Assurance-vie : faut-il vraiment attendre 8 ans avant de retirer ?
On répète qu'il ne faut jamais y toucher avant huit ans. Les chiffres racontent une autre histoire.

On me répète cette phrase presque chaque semaine : « je ne peux pas y toucher avant huit ans, c'est bloqué. » Elle dissuade certains d'ouvrir une assurance-vie, et empêche les autres de se servir de la leur quand ils en ont besoin. Pourtant votre argent n'est jamais bloqué, et le fameux couperet des huit ans coûte bien moins cher qu'on ne l'imagine. Regardons les chiffres, sans dramatiser.
On ne taxe que les gains
Premier malentendu à lever : que vous retiriez avant ou après huit ans, seules vos plus-values sont imposées. Votre capital, lui, ne l'est jamais. Si vous avez versé 50 000 € et que le contrat en vaut 60 000, seuls les 10 000 € de gains entrent dans le calcul. Le reste vous revient intact.
Avant huit ans : 30 %, sur les gains seulement
Retirez avant huit ans, et vos gains supportent la flat tax : 12,8 % d'impôt sur le revenu et 17,2 % de prélèvements sociaux, soit 30 %. Sur notre exemple, 10 000 € de gains coûtent 3 000 € d'impôt. Vous récupérez 57 000 € sur les 60 000 retirés.
Après huit ans : l'abattement change la donne, un peu
Passé huit ans, un abattement annuel s'applique sur la part impôt sur le revenu : 4 600 € pour une personne seule, 9 200 € pour un couple. Au-delà, l'impôt sur le revenu tombe à 7,5 %. Les prélèvements sociaux, eux, restent à 17,2 % sur la totalité des gains.

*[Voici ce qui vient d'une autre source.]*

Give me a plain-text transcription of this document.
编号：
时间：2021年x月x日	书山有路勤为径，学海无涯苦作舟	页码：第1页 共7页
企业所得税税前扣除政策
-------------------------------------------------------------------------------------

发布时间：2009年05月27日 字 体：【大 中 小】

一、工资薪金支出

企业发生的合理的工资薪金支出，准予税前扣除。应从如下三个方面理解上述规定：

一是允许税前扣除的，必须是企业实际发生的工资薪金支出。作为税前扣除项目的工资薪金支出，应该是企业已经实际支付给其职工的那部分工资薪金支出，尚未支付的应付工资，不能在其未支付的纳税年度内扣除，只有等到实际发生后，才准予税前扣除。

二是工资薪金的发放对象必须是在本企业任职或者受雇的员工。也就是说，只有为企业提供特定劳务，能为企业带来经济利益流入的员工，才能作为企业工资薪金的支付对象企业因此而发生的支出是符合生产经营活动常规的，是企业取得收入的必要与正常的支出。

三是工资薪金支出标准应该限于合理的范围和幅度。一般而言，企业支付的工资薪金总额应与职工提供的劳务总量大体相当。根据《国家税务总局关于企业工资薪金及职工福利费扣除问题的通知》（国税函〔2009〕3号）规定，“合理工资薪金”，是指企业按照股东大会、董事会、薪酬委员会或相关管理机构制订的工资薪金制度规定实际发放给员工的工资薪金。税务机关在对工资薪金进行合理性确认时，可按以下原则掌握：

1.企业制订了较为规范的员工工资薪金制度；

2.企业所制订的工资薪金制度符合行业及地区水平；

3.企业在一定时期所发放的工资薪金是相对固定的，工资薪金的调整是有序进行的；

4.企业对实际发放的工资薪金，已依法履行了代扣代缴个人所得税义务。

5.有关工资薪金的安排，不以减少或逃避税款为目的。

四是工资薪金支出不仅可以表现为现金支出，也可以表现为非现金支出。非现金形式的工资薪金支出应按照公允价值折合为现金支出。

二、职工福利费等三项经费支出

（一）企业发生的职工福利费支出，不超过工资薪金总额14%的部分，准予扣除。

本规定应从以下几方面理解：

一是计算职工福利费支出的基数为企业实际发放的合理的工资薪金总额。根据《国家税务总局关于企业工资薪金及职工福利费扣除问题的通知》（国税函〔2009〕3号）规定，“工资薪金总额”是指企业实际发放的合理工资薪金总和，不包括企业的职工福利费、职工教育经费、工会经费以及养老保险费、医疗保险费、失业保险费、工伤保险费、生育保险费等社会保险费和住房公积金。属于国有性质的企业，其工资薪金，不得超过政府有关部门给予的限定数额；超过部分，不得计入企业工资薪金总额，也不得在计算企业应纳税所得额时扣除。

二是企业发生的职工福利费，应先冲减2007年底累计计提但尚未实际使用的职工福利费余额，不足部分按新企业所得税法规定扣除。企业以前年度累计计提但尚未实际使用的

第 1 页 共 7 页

Reprenons le même retrait de 60 000 €, dont 10 000 € de gains, pour une personne seule. Les prélèvements sociaux prélèvent 1 720 €. L'abattement de 4 600 € efface une partie des gains ; les 5 400 € restants sont taxés à 7,5 %, soit 405 €. Total : 2 125 €. Vous récupérez 57 875 €.
L'écart réel : 875 €
Mettez les deux côte à côte. Avant huit ans, 3 000 € d'impôt. Après, 2 125 €. La différence tient en trois chiffres : 875 €. Sur un retrait de 60 000 €, cela représente 1,46 %.
Voilà le vrai prix de l'attente : 1,46 % sur ce retrait. Un paramètre à peser, pas un couperet qui bloque votre argent pendant huit ans.

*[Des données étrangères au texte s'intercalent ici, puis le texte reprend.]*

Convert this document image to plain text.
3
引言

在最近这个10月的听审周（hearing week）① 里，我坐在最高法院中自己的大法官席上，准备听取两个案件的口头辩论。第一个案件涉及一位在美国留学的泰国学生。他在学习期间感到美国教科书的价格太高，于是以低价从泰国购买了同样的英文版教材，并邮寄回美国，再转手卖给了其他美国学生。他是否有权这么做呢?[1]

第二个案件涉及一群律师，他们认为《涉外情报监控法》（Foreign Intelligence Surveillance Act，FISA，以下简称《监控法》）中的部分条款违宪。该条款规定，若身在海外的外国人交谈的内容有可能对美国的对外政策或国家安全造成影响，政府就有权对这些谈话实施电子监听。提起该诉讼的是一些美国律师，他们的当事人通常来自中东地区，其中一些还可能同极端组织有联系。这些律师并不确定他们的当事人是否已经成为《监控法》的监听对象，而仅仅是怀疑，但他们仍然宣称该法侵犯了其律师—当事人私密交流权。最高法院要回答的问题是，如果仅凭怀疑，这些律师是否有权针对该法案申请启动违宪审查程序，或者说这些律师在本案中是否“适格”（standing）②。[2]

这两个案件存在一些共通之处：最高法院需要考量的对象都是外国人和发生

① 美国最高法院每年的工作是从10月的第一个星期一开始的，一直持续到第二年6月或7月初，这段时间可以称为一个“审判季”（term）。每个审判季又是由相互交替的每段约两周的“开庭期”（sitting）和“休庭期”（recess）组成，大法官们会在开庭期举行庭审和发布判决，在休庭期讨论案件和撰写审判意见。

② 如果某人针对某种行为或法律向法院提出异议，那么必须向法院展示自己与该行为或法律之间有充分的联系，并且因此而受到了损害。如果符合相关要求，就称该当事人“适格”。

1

Basculez d'avant à après huit ans : vous voyez l'impôt bouger au passage du seuil, pour un même retrait.
La somme que vous sortez du contrat.
Vos gains dans ce retrait : seule cette part est taxée, jamais votre capital.

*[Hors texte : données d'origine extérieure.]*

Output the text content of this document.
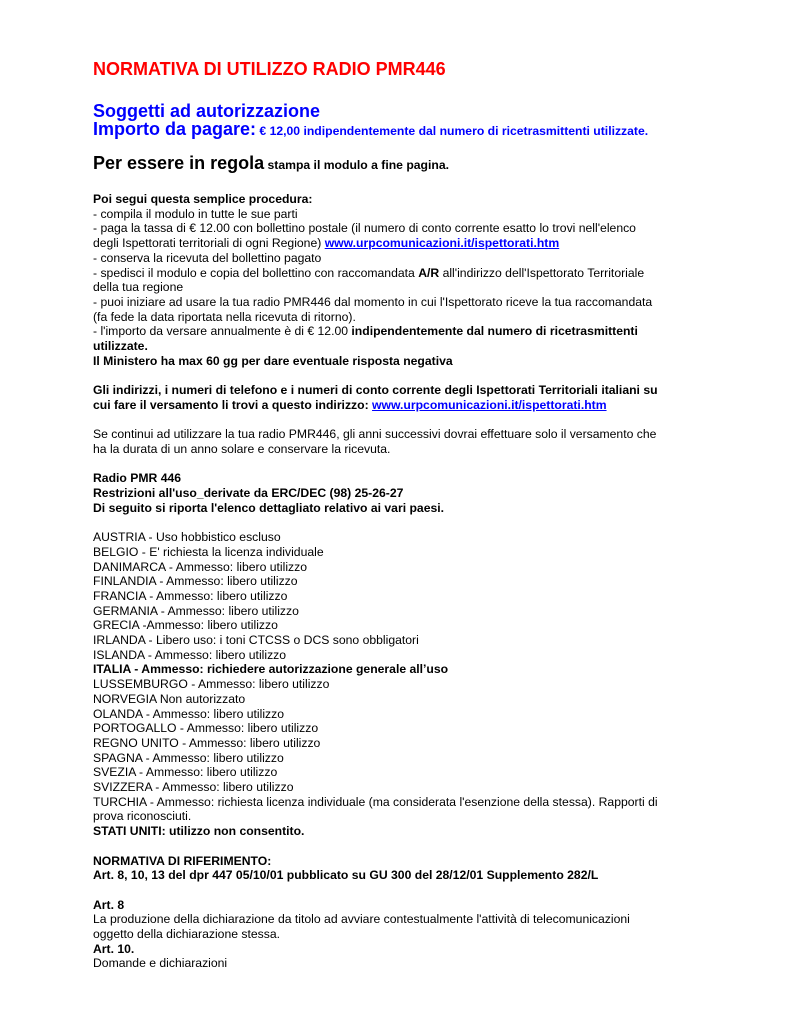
NORMATIVA DI UTILIZZO RADIO PMR446
Soggetti ad autorizzazione
Importo da pagare: € 12,00 indipendentemente dal numero di ricetrasmittenti utilizzate.
Per essere in regola stampa il modulo a fine pagina.

Poi segui questa semplice procedura:

- compila il modulo in tutte le sue parti

- paga la tassa di € 12.00 con bollettino postale (il numero di conto corrente esatto lo trovi nell'elenco

degli Ispettorati territoriali di ogni Regione) www.urpcomunicazioni.it/ispettorati.htm

- conserva la ricevuta del bollettino pagato

- spedisci il modulo e copia del bollettino con raccomandata A/R all'indirizzo dell'Ispettorato Territoriale

della tua regione

- puoi iniziare ad usare la tua radio PMR446 dal momento in cui l'Ispettorato riceve la tua raccomandata

(fa fede la data riportata nella ricevuta di ritorno).

- l'importo da versare annualmente è di € 12.00 indipendentemente dal numero di ricetrasmittenti

utilizzate.

Il Ministero ha max 60 gg per dare eventuale risposta negativa

Gli indirizzi, i numeri di telefono e i numeri di conto corrente degli Ispettorati Territoriali italiani su

cui fare il versamento li trovi a questo indirizzo: www.urpcomunicazioni.it/ispettorati.htm

Se continui ad utilizzare la tua radio PMR446, gli anni successivi dovrai effettuare solo il versamento che

ha la durata di un anno solare e conservare la ricevuta.

Radio PMR 446

Restrizioni all'uso_derivate da ERC/DEC (98) 25-26-27

Di seguito si riporta l'elenco dettagliato relativo ai vari paesi.

AUSTRIA - Uso hobbistico escluso

BELGIO - E' richiesta la licenza individuale

DANIMARCA - Ammesso: libero utilizzo

FINLANDIA - Ammesso: libero utilizzo

FRANCIA - Ammesso: libero utilizzo

GERMANIA - Ammesso: libero utilizzo

GRECIA -Ammesso: libero utilizzo

IRLANDA - Libero uso: i toni CTCSS o DCS sono obbligatori

ISLANDA - Ammesso: libero utilizzo

ITALIA - Ammesso: richiedere autorizzazione generale all’uso

LUSSEMBURGO - Ammesso: libero utilizzo

NORVEGIA Non autorizzato

OLANDA - Ammesso: libero utilizzo

PORTOGALLO - Ammesso: libero utilizzo

REGNO UNITO - Ammesso: libero utilizzo

SPAGNA - Ammesso: libero utilizzo

SVEZIA - Ammesso: libero utilizzo

SVIZZERA - Ammesso: libero utilizzo

TURCHIA - Ammesso: richiesta licenza individuale (ma considerata l'esenzione della stessa). Rapporti di

prova riconosciuti.

STATI UNITI: utilizzo non consentito.

NORMATIVA DI RIFERIMENTO:

Art. 8, 10, 13 del dpr 447 05/10/01 pubblicato su GU 300 del 28/12/01 Supplemento 282/L

Art. 8

La produzione della dichiarazione da titolo ad avviare contestualmente l'attività di telecomunicazioni

oggetto della dichiarazione stessa.

Art. 10.

Domande e dichiarazioni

Ce que vous avez déposé depuis l'ouverture.
Calcul en cours.
Alors, faut-il attendre ?
La réponse tient en deux questions.
La première est simple : avez-vous besoin de cet argent ? Un projet immobilier, une dépense imprévue, une trésorerie à reconstituer ? Alors vous retirez, et la fiscalité passe au second plan. On ne renonce pas à un besoin réel pour économiser 1,46 %.
La seconde est un arbitrage : sans besoin immédiat, avez-vous une meilleure utilisation de ces fonds ? Si les mobiliser vous rapporte plus que ce surcoût sur le temps qui vous sépare des huit ans, l'opération est gagnante. À un an du seuil, il suffit qu'un placement fasse deux points de mieux ; à six ans du seuil, la moindre opportunité l'emporte, puisque le surcoût s'étale sur bien plus longtemps.
Une exception : après 70 ans
Un cas mérite un vrai calcul. Les versements effectués avant vos 70 ans bénéficient, à la transmission, d'un cadre très favorable : jusqu'à 152 500 € par bénéficiaire, hors succession. Chaque rachat entame ce capital privilégié : l'argent retiré ne sera plus transmis sous ce régime. Passé un certain âge, l'arbitrage ne se joue donc plus seulement sur l'impôt d'aujourd'hui, mais sur ce que vous transmettez demain.
Ce qu'il faut retenir
Votre assurance-vie n'est jamais bloquée : vous pouvez retirer quand vous voulez, sans pénalité de rachat. Attendre huit ans reste plus avantageux, mais l'avantage est modeste : de l'ordre de 1 à 2 % du montant retiré dans les cas courants. Il grandit avec la part des gains dans votre contrat, et peut dépasser 4 % sur un vieux contrat très performant : plus vos gains pèsent lourd, plus la question mérite un vrai calcul. Ce n'est pas une règle gravée dans le marbre, c'est un paramètre parmi d'autres : la bonne décision est celle qui sert votre projet, chiffres en main.